That Mozart, when writing carefully, graphically distinguishes between the dot and the stroke, ought to be beyond dispute to anyone knowing his handwriting. Though here we’re not going to argue about the performance-practice significance that this graphic distinction may or may not have. Today I want to present an extremely odd “stroke” notation of Mozart’s.
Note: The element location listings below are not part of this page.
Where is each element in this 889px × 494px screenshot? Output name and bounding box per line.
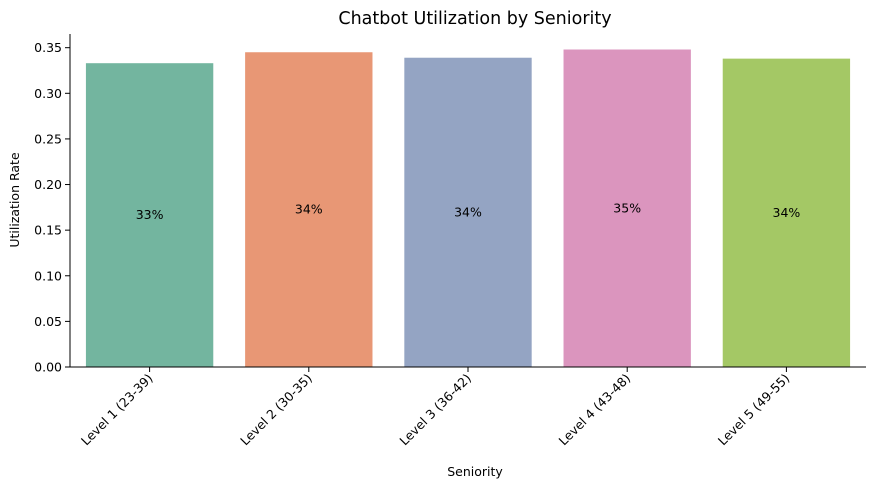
x-tick-label: Level 5 (49-55): [715, 371, 793, 449]
y-axis-label: Utilization Rate: [7, 152, 22, 248]
x-tick-label: Level 1 (23-39): [78, 371, 156, 449]
chart-title: Chatbot Utilization by Seniority: [338, 9, 611, 29]
y-tick-label: 0.10: [34, 268, 62, 283]
bar-1: [85, 63, 214, 367]
y-tick-label: 0.25: [34, 131, 62, 146]
bar-data-label: 34%: [773, 205, 801, 220]
bar-data-label: 35%: [613, 200, 641, 215]
bar-data-label: 34%: [454, 204, 482, 219]
data-labels-layer: 33% 34% 34% 35% 34%: [136, 200, 801, 222]
x-axis-label: Seniority: [447, 464, 503, 479]
y-tick-label: 0.05: [34, 314, 62, 329]
bar-4: [563, 49, 691, 368]
bar-3: [404, 57, 532, 367]
x-tick-label: Level 2 (30-35): [237, 371, 315, 449]
bars-layer: [85, 49, 851, 368]
bar-data-label: 33%: [136, 207, 164, 222]
y-tick-label: 0.30: [34, 86, 62, 101]
y-tick-label: 0.35: [34, 40, 62, 55]
bar-5: [722, 58, 851, 368]
x-tick-label: Level 4 (43-48): [556, 371, 634, 449]
y-tick-label: 0.20: [34, 177, 62, 192]
bar-2: [245, 52, 373, 367]
x-tick-label: Level 3 (36-42): [396, 371, 474, 449]
bar-data-label: 34%: [295, 202, 323, 217]
y-tick-label: 0.00: [34, 360, 62, 375]
y-tick-label: 0.15: [34, 223, 62, 238]
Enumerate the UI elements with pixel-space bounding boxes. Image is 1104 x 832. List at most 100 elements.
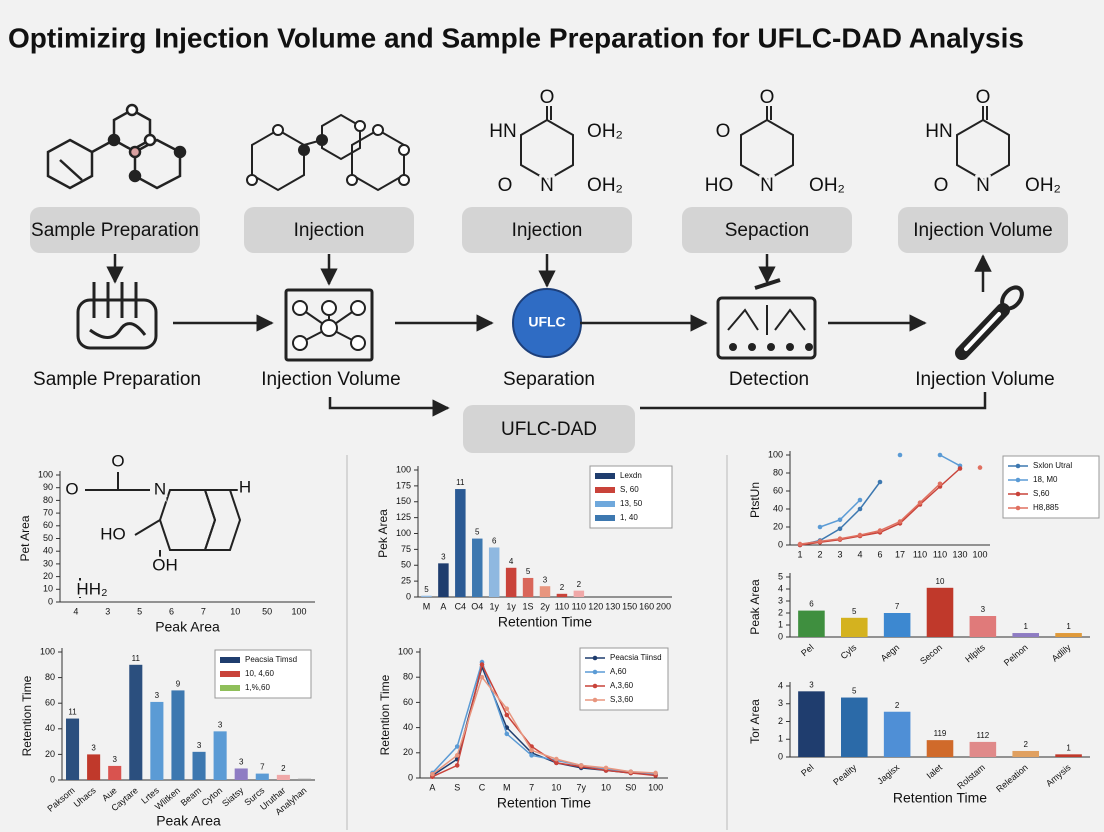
- bar-label: 112: [976, 731, 989, 740]
- legend-label: 10, 4,60: [245, 669, 274, 678]
- point: [837, 517, 843, 523]
- step-label: Injection Volume: [915, 369, 1054, 390]
- icon-sample-prep: [76, 282, 158, 350]
- x-tick-label: 200: [656, 601, 671, 611]
- y-tick-label: 4: [778, 680, 783, 690]
- point: [857, 506, 863, 512]
- x-tick-label: 130: [952, 549, 967, 559]
- y-tick-label: 150: [396, 496, 411, 506]
- point: [430, 771, 435, 777]
- bar-label: 1: [1023, 622, 1028, 631]
- legend-swatch: [592, 683, 598, 689]
- point: [817, 524, 823, 530]
- y-tick-label: 125: [396, 512, 411, 522]
- step-pill-label: Sepaction: [725, 220, 810, 241]
- point: [578, 763, 584, 768]
- y-tick-label: 90: [43, 482, 53, 492]
- y-tick-label: 60: [43, 520, 53, 530]
- molecule-figure: [79, 472, 242, 598]
- bar-label: 2: [577, 580, 582, 589]
- x-tick-label: 6: [877, 549, 882, 559]
- bar-label: 9: [176, 680, 181, 689]
- hub-pill: [463, 405, 635, 453]
- legend-label: 1, 40: [620, 513, 638, 522]
- x-tick-label: 120: [588, 601, 603, 611]
- x-tick-label: 3: [837, 549, 842, 559]
- icon-detection: [716, 278, 817, 360]
- point: [877, 528, 883, 533]
- bar-label: 11: [132, 654, 141, 663]
- bar-label: 3: [981, 605, 986, 614]
- y-tick-label: 100: [398, 646, 413, 656]
- y-tick-label: 70: [43, 507, 53, 517]
- bar-label: 4: [509, 557, 514, 566]
- bar-label: 3: [112, 755, 117, 764]
- y-tick-label: 3: [778, 595, 783, 605]
- bar: [1055, 633, 1082, 637]
- y-tick-label: 50: [43, 533, 53, 543]
- point: [957, 466, 963, 471]
- x-tick-label: 10: [230, 606, 240, 616]
- bar-label: 6: [809, 600, 814, 609]
- bar-label: 7: [260, 763, 265, 772]
- x-tick-label: 5: [137, 606, 142, 616]
- legend-swatch: [592, 655, 598, 661]
- point: [479, 674, 485, 680]
- x-tick-label: M: [423, 601, 431, 611]
- atom-label: OH: [152, 555, 178, 574]
- y-tick-label: 20: [45, 749, 55, 759]
- step-pill: [30, 207, 200, 253]
- x-tick-label: 100: [648, 782, 663, 792]
- atom-label: O: [976, 87, 991, 108]
- molecule-sample: [46, 103, 187, 190]
- bar: [969, 616, 997, 637]
- y-tick-label: 100: [396, 528, 411, 538]
- point: [817, 539, 823, 544]
- legend-label: S,60: [1033, 489, 1050, 498]
- y-axis-label: Tor Area: [748, 699, 762, 744]
- legend-swatch: [1015, 491, 1021, 497]
- point: [529, 753, 534, 758]
- icon-label: UFLC: [528, 314, 565, 330]
- legend-label: Sxlon Utral: [1033, 461, 1072, 470]
- y-tick-label: 2: [778, 716, 783, 726]
- x-tick-label: 1y: [489, 601, 499, 611]
- atom-label: O: [111, 451, 124, 470]
- y-axis-label: Peak Area: [748, 579, 762, 635]
- step-pill: [682, 207, 852, 253]
- atom-label: OH₂: [587, 175, 623, 196]
- y-tick-label: 100: [768, 449, 783, 459]
- y-tick-label: 80: [45, 672, 55, 682]
- y-tick-label: 40: [45, 723, 55, 733]
- legend-swatch: [220, 671, 240, 677]
- bar: [798, 691, 825, 757]
- y-tick-label: 0: [48, 596, 53, 606]
- bar: [213, 731, 227, 780]
- molecule-ring: [740, 118, 794, 182]
- flow-arrows: [106, 254, 992, 417]
- bar: [883, 711, 911, 757]
- point: [897, 519, 903, 524]
- bar-label: 10: [936, 577, 945, 586]
- atom-label: O: [716, 121, 731, 142]
- bar: [883, 613, 911, 637]
- legend-swatch: [1015, 505, 1021, 511]
- bar: [87, 754, 101, 780]
- legend-label: S, 60: [620, 485, 639, 494]
- point: [554, 756, 559, 762]
- bar: [150, 701, 164, 780]
- bar: [522, 577, 534, 597]
- page-title: Optimizirg Injection Volume and Sample P…: [8, 22, 1024, 53]
- bar: [472, 538, 483, 597]
- atom-label: O: [65, 479, 78, 498]
- y-tick-label: 80: [43, 495, 53, 505]
- legend-label: 1,%,60: [245, 683, 270, 692]
- step-label: Injection Volume: [261, 369, 400, 390]
- bar: [171, 690, 185, 780]
- x-tick-label: O4: [471, 601, 483, 611]
- atom-label: O: [540, 87, 555, 108]
- x-tick-label: 2: [817, 549, 822, 559]
- icon-injection-volume: [284, 288, 374, 362]
- molecule-ring: [520, 118, 574, 182]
It’s about the tenuto passage (twice) in the finale of the string quartet in E-flat major K. 428 (measures 104—109, 251—256 of all parts). Mozart is combining three things here: the staccato stroke with both the fermata sign and the “tenuto” indication, a notation that I’ve never come across in any other work by Mozart or by any other composer:
Not that Mozart doesn’t know how to notate a proper fermata:
He always writes the usual fermata (here in a measure of general rest, m. 139) according to the rules, thus notating it as a dot (!) above or below a semicircle, just as his father describes it in his 1756 treatise on violin playing: ‘When a semicircle is placed over a dot [!] above a single note: then it is a prolongation sign [followed by a music example]. Such a prolongation is done according to one’s discretion: yet it must not be too short or too long, but be done with good judgement. All the ensemble players must watch each other…’ (Violin School, 1/iii/§19). But here in the finale of the E-flat major quartet K. 428 he undoubtedly wants a stroke instead of a dot.
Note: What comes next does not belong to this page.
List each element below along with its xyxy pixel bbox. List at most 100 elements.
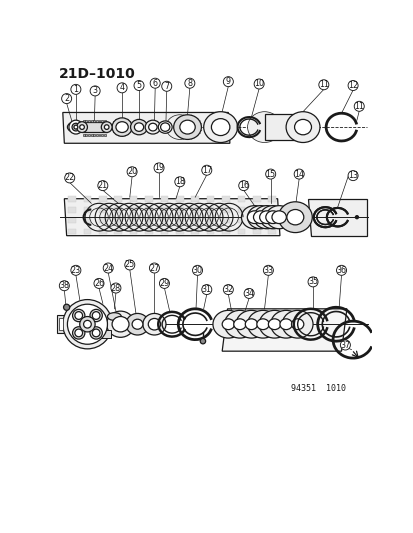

Why? What does the fermata semicircle mean with a stroke (instead of a dot) with regard to the performance practice? What’s more, also with the “tenuto” (= held) indication, which Mozart writes, certainly probably in the sense of an implicit Italian word “simile”, only for every first note to be held (also even for the 2nd note in Vl 1). Several interpretations are possible in my opinion – I don’t know the answer, but I do have an idea. One thing is clear: It must NOT be a stroke for shortening the note, as is usual with a staccato stroke, for it would conflict with the “tenuto” and the fermata semicircle. It could therefore be an accent stroke (the modern “wedge”?), that is, every quarter note to be played clearly accented and somewhat sustained. This interpretation would perhaps conflict with the piano “p”. And finally (= my favourite explanation): It could actually indicate a BOW STROKE: thus, clearly setting off each quarter note by changing bow strokes (down / up / down, etc.) and playing détaché (following the rest in each case!). This interpretation would also fit the general meaning of the Mozart stroke sign as I generally interpret it – in contrast to the simple dot.
What strikes me at any rate in many recordings and performances of this “Allegro vivace” is that the basic meaning of the “fermata” (bringing to a halt) is mostly paid too little attention; so, as a rule, the quick basic tempo is far too little suspended, although the fermata sign and tenuto as such should not be in any doubt, right?
Here is a fine recording by the Emerson String Quartet. The passage in question can be found at timecode 25:54ff.
But musicians’ disregard of the feature of this passage/these passages – that is, as a temporary haven of peace within the context of great urgency, excitement and hectic rush – may also be owing to the smoothed-out rendering of these two passages in modern music editions. For just as the first edition did not know how Mozart’s customised notation was to be engraved (we see no fermata, no stroke, only the initial “ten”):
So, in my opinion, even modern editions distort Mozart’s intention by following exclusively the text of the first edition and simply omitting all fermatas along with strokes (and adding the “simile” tenutos):
Now, I am already curious about how this will be played by my Armida Quartet friends with whom I have discussed the passage in preparation for the Urtext edition and for their CD recording. My Urtext edition (HN 7122), giving for the first time Mozart’s exciting, idiosyncratic “original” notation, will appear at the start of 2019!